『2001年宇宙の旅』スタンリー・キューブリック監督 1968年公開のSF映画。
人類の進化、人工知能、未知の宇宙生命体との遭遇をテーマに、壮大なスケールで描がく。
壮大過ぎて論理的理解は困難だ。
冒頭では、太古の地球で類人猿、ヒトザルが謎の黒いモノリス(石柱状の謎の物体)に触れることで進化を遂げる
(触れるだけとはすごい)。なんとこのシークエンスだけで30分はある。
次に、人類はその謎を解明するため宇宙船ディスカバリー号を木星へ送り出す。
船内では人工知能HAL 9000が暴走し、乗組員との対立が展開される。最後に主人公ボーマン船長がモノリス
を通じて新たな次元に導かれ、人類のさらなる進化を暗示する結末を迎える(ラストの白い部屋)。
見どころ
起承転結は無いに等しく(実はある)難解(意味写らん)だが、
「猿の惑星」(1968年の映画)よりも、音楽と映像が鮮烈に記憶に残ってい名作感ではこちらが上回る。
ビジュアルと音楽の融合
宇宙空間の映像美とクラシック音楽(「ツァラトゥストラはかく語りき」や「美しく青きドナウ」)の絶妙な組み合わせが、観る者に感動を与える。

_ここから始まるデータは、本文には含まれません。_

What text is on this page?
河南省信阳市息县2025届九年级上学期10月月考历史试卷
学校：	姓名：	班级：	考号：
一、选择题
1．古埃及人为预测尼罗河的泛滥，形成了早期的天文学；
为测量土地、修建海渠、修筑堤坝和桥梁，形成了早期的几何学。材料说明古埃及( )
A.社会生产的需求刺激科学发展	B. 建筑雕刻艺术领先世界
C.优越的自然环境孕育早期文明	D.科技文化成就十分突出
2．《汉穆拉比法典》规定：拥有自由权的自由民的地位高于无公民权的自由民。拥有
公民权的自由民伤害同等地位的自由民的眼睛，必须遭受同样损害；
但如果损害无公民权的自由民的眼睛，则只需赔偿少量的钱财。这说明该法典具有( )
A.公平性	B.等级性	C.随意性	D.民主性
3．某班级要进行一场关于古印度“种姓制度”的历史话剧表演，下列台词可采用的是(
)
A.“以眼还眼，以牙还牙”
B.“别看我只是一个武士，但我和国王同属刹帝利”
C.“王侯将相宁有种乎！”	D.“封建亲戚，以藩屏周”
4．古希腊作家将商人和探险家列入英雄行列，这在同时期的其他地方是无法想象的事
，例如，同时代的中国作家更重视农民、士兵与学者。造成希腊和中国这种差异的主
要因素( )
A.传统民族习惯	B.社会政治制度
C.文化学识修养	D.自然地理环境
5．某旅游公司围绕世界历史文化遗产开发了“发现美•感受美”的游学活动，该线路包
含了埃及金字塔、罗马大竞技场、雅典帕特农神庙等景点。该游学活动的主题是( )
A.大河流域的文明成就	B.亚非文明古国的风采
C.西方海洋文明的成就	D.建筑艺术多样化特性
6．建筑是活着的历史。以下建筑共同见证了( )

無重力描写や船内のセットデザインも斬新で、色彩的にも鮮やかで強い印象。
今でも驚く当時の技術を超越した映像美だけでも見応えがある。
哲学的テーマ
人類の起源や進化、未知の知的存在との接触といった深遠な問いに対する考察は、観たあとに解説記事で理解した。
観客に明確な答えを与えない構成が、何度も考察したくなる魅力を持って、
それが現在でも高い評価につながっているのだろう。
物語的にわずかに理解可能なのは、冷静で合理的な人工知能HAL 9000の暴走だ。
木星探査の宇宙船ディスカバリー号で唯一生き残ったボーマン船長が、
ハルと対話しながらHALの思考部を停止させるべく、ユニットを取り外していくシーンもみどころの一つで考えさせられる。
現在の生成AIでも議論になる、テクノロジーと人間の関係性を考えさせられる名場面です。
「人間の弱さ」と「機械の完璧さ」の対比が、緊張感を高めます。
革新的な映像表現と深いテーマ性により、『2001年宇宙の旅』は今なおSF映画の金字塔として評価されている。
2022年:「映画監督が選ぶベストテン」第1位
名瀬の映画館でみてから半世紀あまりが過ぎている。